The Australian Competition and Consumer Commission (ACCC) has successfully shown that Google made misleading representations to consumers about collection and use of their personal data. Google was fined $60 million by the Federal Court for the conduct, which occurred prior to the increase in penalties for breaches of Australian Consumer Law, and we expect that the ACCC will continue to pursue increasingly high penalties.
So what happened here, and how can you and your business ensure your compliance?
The decision comes in the wake of increased litigation activity from the regulator, whose chair stated that the Google decision ‘sends a strong message to digital platforms and other businesses, large and small’. This comment reinforces that all businesses are obliged to conform with the requirements of the Competition and Consumer Act, especially when it comes to transparency in data collection and use.
The Google Case
This case involved breaches of the Competition and Consumer Act 2010 (Cth) relating to misleading conduct.
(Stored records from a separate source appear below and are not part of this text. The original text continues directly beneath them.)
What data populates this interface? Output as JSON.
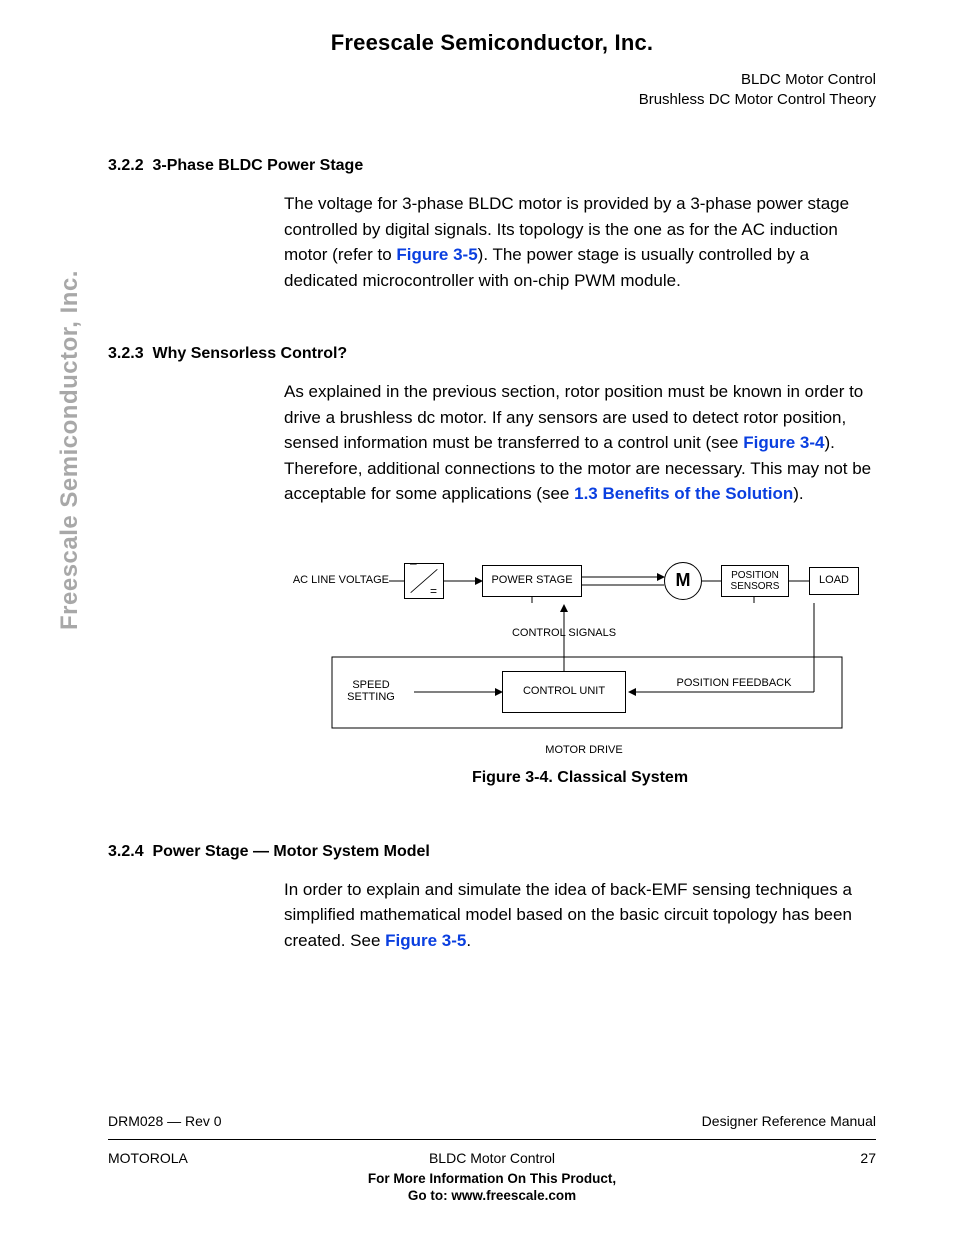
{
  "header": {
    "company": "Freescale Semiconductor, Inc.",
    "line1": "BLDC Motor Control",
    "line2": "Brushless DC Motor Control Theory"
  },
  "sidebar_brand": "Freescale Semiconductor, Inc.",
  "sections": {
    "s322": {
      "num": "3.2.2",
      "title": "3-Phase BLDC Power Stage",
      "p1a": "The voltage for 3-phase BLDC motor is provided by a 3-phase power stage controlled by digital signals. Its topology is the one as for the AC induction motor (refer to ",
      "link1": "Figure 3-5",
      "p1b": "). The power stage is usually controlled by a dedicated microcontroller with on-chip PWM module."
    },
    "s323": {
      "num": "3.2.3",
      "title": "Why Sensorless Control?",
      "p1a": "As explained in the previous section, rotor position must be known in order to drive a brushless dc motor. If any sensors are used to detect rotor position, sensed information must be transferred to a control unit (see ",
      "link1": "Figure 3-4",
      "p1b": "). Therefore, additional connections to the motor are necessary. This may not be acceptable for some applications (see ",
      "link2": "1.3 Benefits of the Solution",
      "p1c": ")."
    },
    "s324": {
      "num": "3.2.4",
      "title": "Power Stage — Motor System Model",
      "p1a": "In order to explain and simulate the idea of back-EMF sensing techniques a simplified mathematical model based on the basic circuit topology has been created. See ",
      "link1": "Figure 3-5",
      "p1b": "."
    }
  },
  "figure": {
    "caption": "Figure 3-4. Classical System",
    "labels": {
      "ac_line": "AC LINE VOLTAGE",
      "power_stage": "POWER STAGE",
      "position_sensors": "POSITION SENSORS",
      "load": "LOAD",
      "motor": "M",
      "control_signals": "CONTROL SIGNALS",
      "speed_setting": "SPEED SETTING",
      "control_unit": "CONTROL UNIT",
      "position_feedback": "POSITION FEEDBACK",
      "motor_drive": "MOTOR DRIVE",
      "minus": "–",
      "eq": "="
    }
  },
  "footer": {
    "rev": "DRM028 — Rev 0",
    "docname": "Designer Reference Manual",
    "left": "MOTOROLA",
    "center": "BLDC Motor Control",
    "page": "27",
    "info1": "For More Information On This Product,",
    "info2": "Go to: www.freescale.com"
  }
}
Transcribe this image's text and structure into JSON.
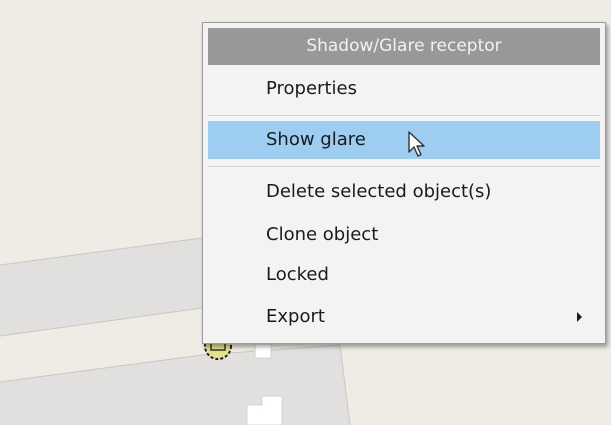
{
  "menu": {
    "title": "Shadow/Glare receptor",
    "items": [
      {
        "label": "Properties"
      },
      {
        "label": "Show glare",
        "highlighted": true
      },
      {
        "label": "Delete selected object(s)"
      },
      {
        "label": "Clone object"
      },
      {
        "label": "Locked"
      },
      {
        "label": "Export",
        "has_submenu": true
      }
    ],
    "highlight_color": "#9dcdf0",
    "title_bar_color": "#989898"
  },
  "map": {
    "background_color": "#efece6",
    "road_color": "#e2e0df",
    "marker_icon": "receptor-marker-icon"
  },
  "cursor_icon": "arrow-pointer-icon"
}
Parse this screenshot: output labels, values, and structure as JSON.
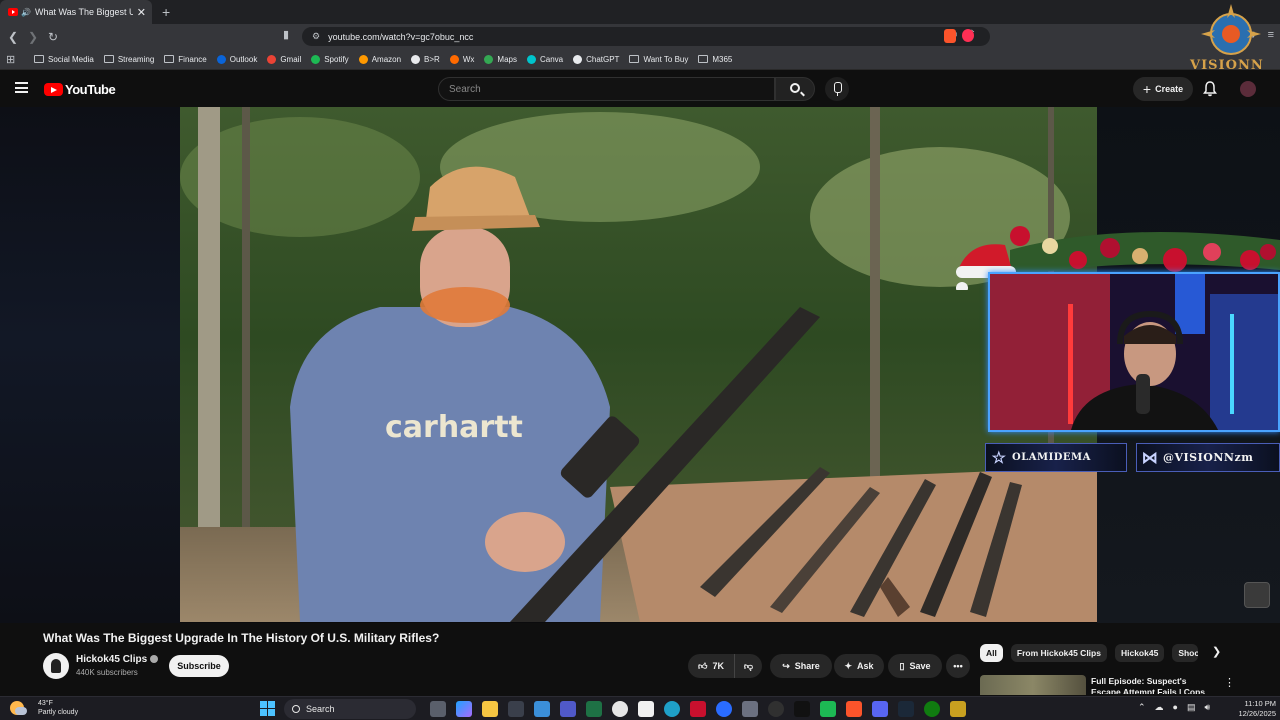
{
  "browser": {
    "tab_title": "What Was The Biggest Upgrade In The History Of U.S. Military Rifles?",
    "new_tab": "+",
    "url": "youtube.com/watch?v=gc7obuc_ncc",
    "bookmarks": [
      {
        "label": "Social Media",
        "icon": "folder-icon"
      },
      {
        "label": "Streaming",
        "icon": "folder-icon"
      },
      {
        "label": "Finance",
        "icon": "folder-icon"
      },
      {
        "label": "Outlook",
        "icon": "outlook-icon",
        "color": "#0a64d8"
      },
      {
        "label": "Gmail",
        "icon": "gmail-icon",
        "color": "#ea4335"
      },
      {
        "label": "Spotify",
        "icon": "spotify-icon",
        "color": "#1db954"
      },
      {
        "label": "Amazon",
        "icon": "amazon-icon",
        "color": "#ff9900"
      },
      {
        "label": "B>R",
        "icon": "br-icon",
        "color": "#e8eaed"
      },
      {
        "label": "Wx",
        "icon": "weather-icon",
        "color": "#ff6a00"
      },
      {
        "label": "Maps",
        "icon": "maps-icon",
        "color": "#34a853"
      },
      {
        "label": "Canva",
        "icon": "canva-icon",
        "color": "#00c4cc"
      },
      {
        "label": "ChatGPT",
        "icon": "chatgpt-icon",
        "color": "#e8eaed"
      },
      {
        "label": "Want To Buy",
        "icon": "folder-icon"
      },
      {
        "label": "M365",
        "icon": "folder-icon"
      }
    ],
    "extension_badge": "8"
  },
  "youtube": {
    "logo_text": "YouTube",
    "search_placeholder": "Search",
    "create_label": "Create",
    "video_title": "What Was The Biggest Upgrade In The History Of U.S. Military Rifles?",
    "channel_name": "Hickok45 Clips",
    "subscribers": "440K subscribers",
    "subscribe_label": "Subscribe",
    "likes": "7K",
    "share_label": "Share",
    "ask_label": "Ask",
    "save_label": "Save",
    "chips": [
      "All",
      "From Hickok45 Clips",
      "Hickok45",
      "Shoo"
    ],
    "recommended": {
      "title": "Full Episode: Suspect's Escape Attempt Fails | Cops TV Show"
    }
  },
  "overlay": {
    "logo_text": "VISIONN",
    "name_left": "OLAMIDEMA",
    "name_right": "@VISIONNzm",
    "shirt_text": "carhartt"
  },
  "taskbar": {
    "temp": "43°F",
    "weather": "Partly cloudy",
    "search_label": "Search",
    "time": "11:10 PM",
    "date": "12/26/2025"
  },
  "colors": {
    "youtube_red": "#ff0000",
    "cam_border": "#4aa3ff",
    "win_accent": "#4cc2ff"
  }
}
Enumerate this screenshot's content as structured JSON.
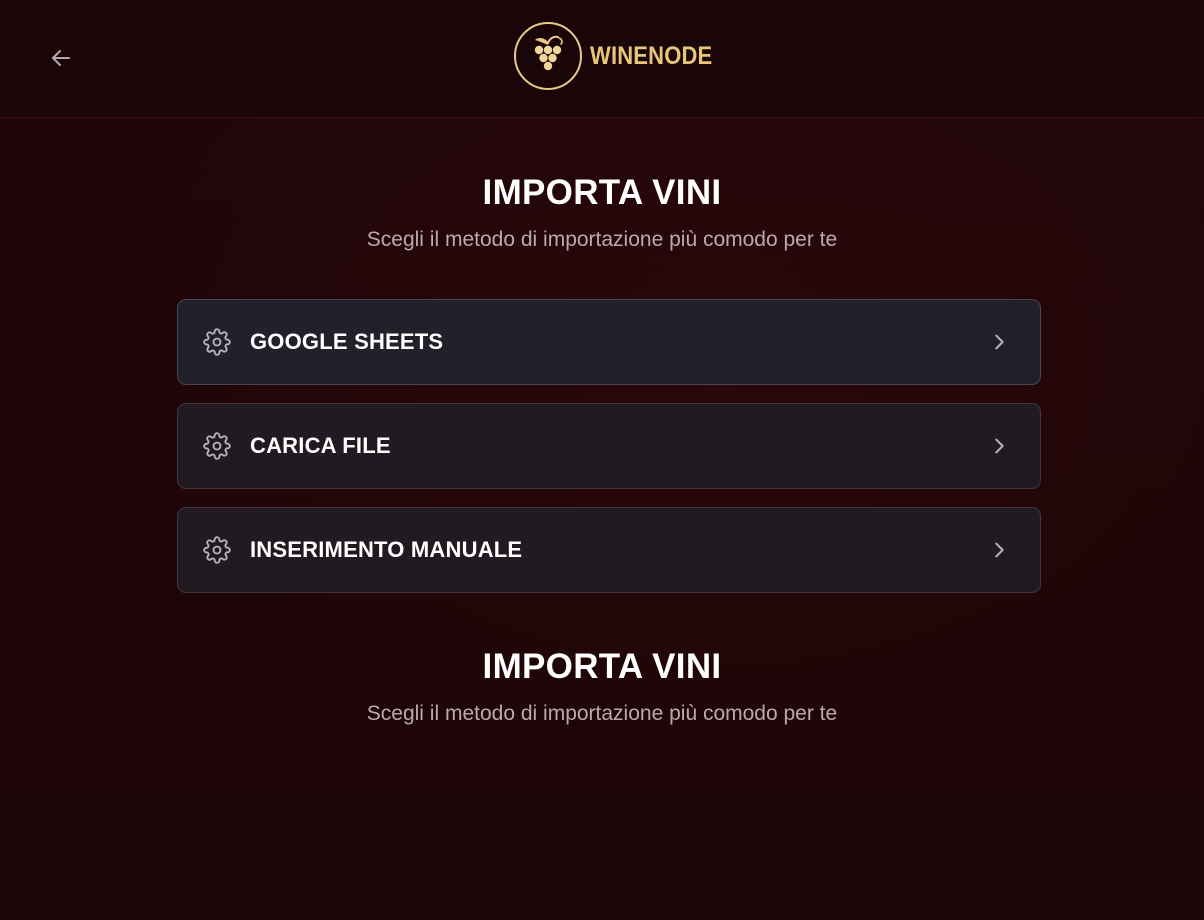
{
  "header": {
    "back_icon": "arrow-left-icon",
    "logo_icon": "grapes-icon",
    "logo_text": "WINENODE"
  },
  "sections": [
    {
      "title": "IMPORTA VINI",
      "subtitle": "Scegli il metodo di importazione più comodo per te"
    },
    {
      "title": "IMPORTA VINI",
      "subtitle": "Scegli il metodo di importazione più comodo per te"
    }
  ],
  "options": [
    {
      "label": "GOOGLE SHEETS",
      "icon": "gear-icon",
      "trailing_icon": "chevron-right-icon"
    },
    {
      "label": "CARICA FILE",
      "icon": "gear-icon",
      "trailing_icon": "chevron-right-icon"
    },
    {
      "label": "INSERIMENTO MANUALE",
      "icon": "gear-icon",
      "trailing_icon": "chevron-right-icon"
    }
  ],
  "colors": {
    "background": "#21060a",
    "header": "#1a0608",
    "brand_gold": "#e9c57a",
    "card": "#22202b",
    "subtitle": "#b9aab0"
  }
}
In particular, the Court found these breaches occurred throughout 2017 and 2018 and involved misleading representations being made via messages conveyed to Android phone users when they set up or updated their Google accounts. These representations included that ‘Location History’ was the setting that controlled Google’s access to personal data about the user’s location, and an implication that Google would not obtain or retain such information if the default setting was turned off. The court found Google did not make it sufficiently clear that users would also need to turn off another default setting, named ‘Web & App Activity’ if they did not want Google to collect or retain their location data. Google used collected data to target ads to some consumers.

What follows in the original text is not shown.